The first randomized experiment in policing, according to research by Dr. Peter Neyroud at Cambridge University, began in Liverpool in 1963 to test the effects on juvenile delinquency of decisions to divert arrested juveniles from prosecution. The first randomized experiment in the use of arrest for any offence was approved by the Minneapolis City Council in 1981 at the request of Police Chief Tony Bouza to be led by Professor Lawrence W. Sherman, who was then the Director of Research of the Police Foundation in Washington.

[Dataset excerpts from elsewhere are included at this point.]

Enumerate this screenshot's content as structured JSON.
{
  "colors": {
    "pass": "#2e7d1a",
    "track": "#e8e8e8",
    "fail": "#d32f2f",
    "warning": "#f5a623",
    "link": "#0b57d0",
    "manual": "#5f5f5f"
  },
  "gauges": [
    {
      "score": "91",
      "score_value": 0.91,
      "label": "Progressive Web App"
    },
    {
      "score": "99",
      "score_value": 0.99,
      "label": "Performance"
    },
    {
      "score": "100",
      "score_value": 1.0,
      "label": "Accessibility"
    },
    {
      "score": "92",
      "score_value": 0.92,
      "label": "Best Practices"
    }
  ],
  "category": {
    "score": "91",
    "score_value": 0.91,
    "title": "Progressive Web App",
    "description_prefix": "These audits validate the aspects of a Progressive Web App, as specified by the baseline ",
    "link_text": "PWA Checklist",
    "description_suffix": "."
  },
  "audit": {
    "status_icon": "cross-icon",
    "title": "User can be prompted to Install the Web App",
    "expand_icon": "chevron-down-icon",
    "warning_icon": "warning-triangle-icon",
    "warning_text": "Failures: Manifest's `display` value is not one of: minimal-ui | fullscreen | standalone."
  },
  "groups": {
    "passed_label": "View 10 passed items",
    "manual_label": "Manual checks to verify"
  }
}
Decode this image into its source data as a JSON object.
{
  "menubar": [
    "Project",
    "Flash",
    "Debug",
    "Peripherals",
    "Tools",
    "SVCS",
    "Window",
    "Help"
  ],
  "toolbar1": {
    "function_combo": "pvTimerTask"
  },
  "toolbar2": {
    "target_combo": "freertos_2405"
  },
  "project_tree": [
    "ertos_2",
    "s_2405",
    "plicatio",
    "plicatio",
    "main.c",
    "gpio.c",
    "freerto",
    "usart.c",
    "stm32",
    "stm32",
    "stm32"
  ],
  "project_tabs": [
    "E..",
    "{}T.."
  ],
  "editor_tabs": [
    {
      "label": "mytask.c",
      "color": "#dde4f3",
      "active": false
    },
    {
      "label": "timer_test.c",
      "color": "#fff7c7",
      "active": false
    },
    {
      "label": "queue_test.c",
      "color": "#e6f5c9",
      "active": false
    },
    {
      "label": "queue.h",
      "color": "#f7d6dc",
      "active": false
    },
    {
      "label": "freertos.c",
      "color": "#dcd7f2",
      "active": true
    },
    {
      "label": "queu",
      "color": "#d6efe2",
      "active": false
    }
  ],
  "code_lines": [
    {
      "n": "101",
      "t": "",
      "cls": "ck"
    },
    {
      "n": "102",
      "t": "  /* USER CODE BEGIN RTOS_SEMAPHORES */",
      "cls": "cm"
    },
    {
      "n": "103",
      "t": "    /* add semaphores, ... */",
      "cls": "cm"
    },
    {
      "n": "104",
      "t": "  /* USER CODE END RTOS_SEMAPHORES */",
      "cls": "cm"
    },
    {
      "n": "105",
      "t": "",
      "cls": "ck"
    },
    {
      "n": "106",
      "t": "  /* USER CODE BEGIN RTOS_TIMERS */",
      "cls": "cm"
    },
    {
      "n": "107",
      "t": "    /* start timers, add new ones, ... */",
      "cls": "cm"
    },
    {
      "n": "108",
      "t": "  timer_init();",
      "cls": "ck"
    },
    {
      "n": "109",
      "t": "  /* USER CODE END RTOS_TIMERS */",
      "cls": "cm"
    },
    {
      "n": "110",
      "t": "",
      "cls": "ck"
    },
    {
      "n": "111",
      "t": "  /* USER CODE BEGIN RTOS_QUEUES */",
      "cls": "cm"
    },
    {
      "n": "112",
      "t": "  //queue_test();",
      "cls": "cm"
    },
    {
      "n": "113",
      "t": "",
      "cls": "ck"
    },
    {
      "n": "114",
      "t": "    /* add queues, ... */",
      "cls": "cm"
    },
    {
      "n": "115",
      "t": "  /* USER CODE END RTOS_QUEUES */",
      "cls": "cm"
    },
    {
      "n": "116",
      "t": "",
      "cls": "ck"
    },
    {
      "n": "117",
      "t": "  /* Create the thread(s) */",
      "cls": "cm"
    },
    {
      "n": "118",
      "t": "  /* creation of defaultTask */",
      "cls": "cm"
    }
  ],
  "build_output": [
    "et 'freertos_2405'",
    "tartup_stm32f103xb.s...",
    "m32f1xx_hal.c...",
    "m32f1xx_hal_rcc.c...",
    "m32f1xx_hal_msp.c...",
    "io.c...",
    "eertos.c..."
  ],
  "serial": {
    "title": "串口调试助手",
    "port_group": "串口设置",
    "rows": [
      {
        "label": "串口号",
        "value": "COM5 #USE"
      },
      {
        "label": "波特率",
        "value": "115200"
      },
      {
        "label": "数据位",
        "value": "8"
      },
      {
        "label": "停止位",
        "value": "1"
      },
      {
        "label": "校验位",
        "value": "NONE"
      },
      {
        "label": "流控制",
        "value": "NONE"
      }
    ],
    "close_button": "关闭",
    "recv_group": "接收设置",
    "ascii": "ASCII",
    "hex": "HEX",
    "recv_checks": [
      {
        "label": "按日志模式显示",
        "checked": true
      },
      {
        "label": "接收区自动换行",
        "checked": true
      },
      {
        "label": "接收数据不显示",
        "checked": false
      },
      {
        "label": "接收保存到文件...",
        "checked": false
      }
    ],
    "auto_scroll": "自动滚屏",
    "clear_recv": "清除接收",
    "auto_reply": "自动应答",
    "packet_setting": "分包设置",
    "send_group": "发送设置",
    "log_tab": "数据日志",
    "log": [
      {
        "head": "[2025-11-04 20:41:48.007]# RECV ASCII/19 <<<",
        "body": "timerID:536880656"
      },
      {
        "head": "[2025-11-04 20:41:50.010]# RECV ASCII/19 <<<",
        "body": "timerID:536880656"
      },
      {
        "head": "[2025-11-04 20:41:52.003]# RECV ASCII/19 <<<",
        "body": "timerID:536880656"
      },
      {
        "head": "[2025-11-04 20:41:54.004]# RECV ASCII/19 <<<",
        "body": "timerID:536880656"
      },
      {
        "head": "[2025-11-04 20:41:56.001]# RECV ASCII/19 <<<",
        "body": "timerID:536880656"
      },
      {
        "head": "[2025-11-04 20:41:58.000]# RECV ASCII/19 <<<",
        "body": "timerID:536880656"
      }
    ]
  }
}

The policy impact and scientific attention given to the Minneapolis Domestic Violence Experiment and its five replications, while subject to controversy, is described by Australian Member of Parliament Andrew Leigh in his 2018 Yale University Press book entitled RANDOMISTAS: HOW RADICAL RESEARCHERS CHANGED OUR WORLD. Leigh's book (p. 919) credits Sherman with forging "a new discipline: experimental criminology." Sherman went on to lead or design over 40 randomized experiments with police in the US, Australia and UK, and to found the Academy of Experimental Criminology in 1998 as its first President.

The field of experimental criminology grew significantly during the 1990s and early 2000s, resulting in the establishment of the Crime and Justice Group of the Campbell Collaboration and other influential organizations, such as the societies of Evidence-based policing in five countries.

==Journals==
In 2005, Springer-Nature Publishing launched the Journal of Experimental Criminology as an international, peer-reviewed publication, with Professor David Weisburd appointed the first Editor-in-Chief, followed by Professor Lorraine Mazerolle. In 2017 Springer launched the Cambridge Journal of Evidence-Based Policing, which focused on experimental criminology and other research led by pracademic police professionals, with Lawrence Sherman as the first Editor-in-Chief.

==American Society of Criminology==

In 2010, the American Society of Criminology created a Division of Experimental Criminology as one of the currently 8 divisions of the largest society of criminologists in the English-speaking world.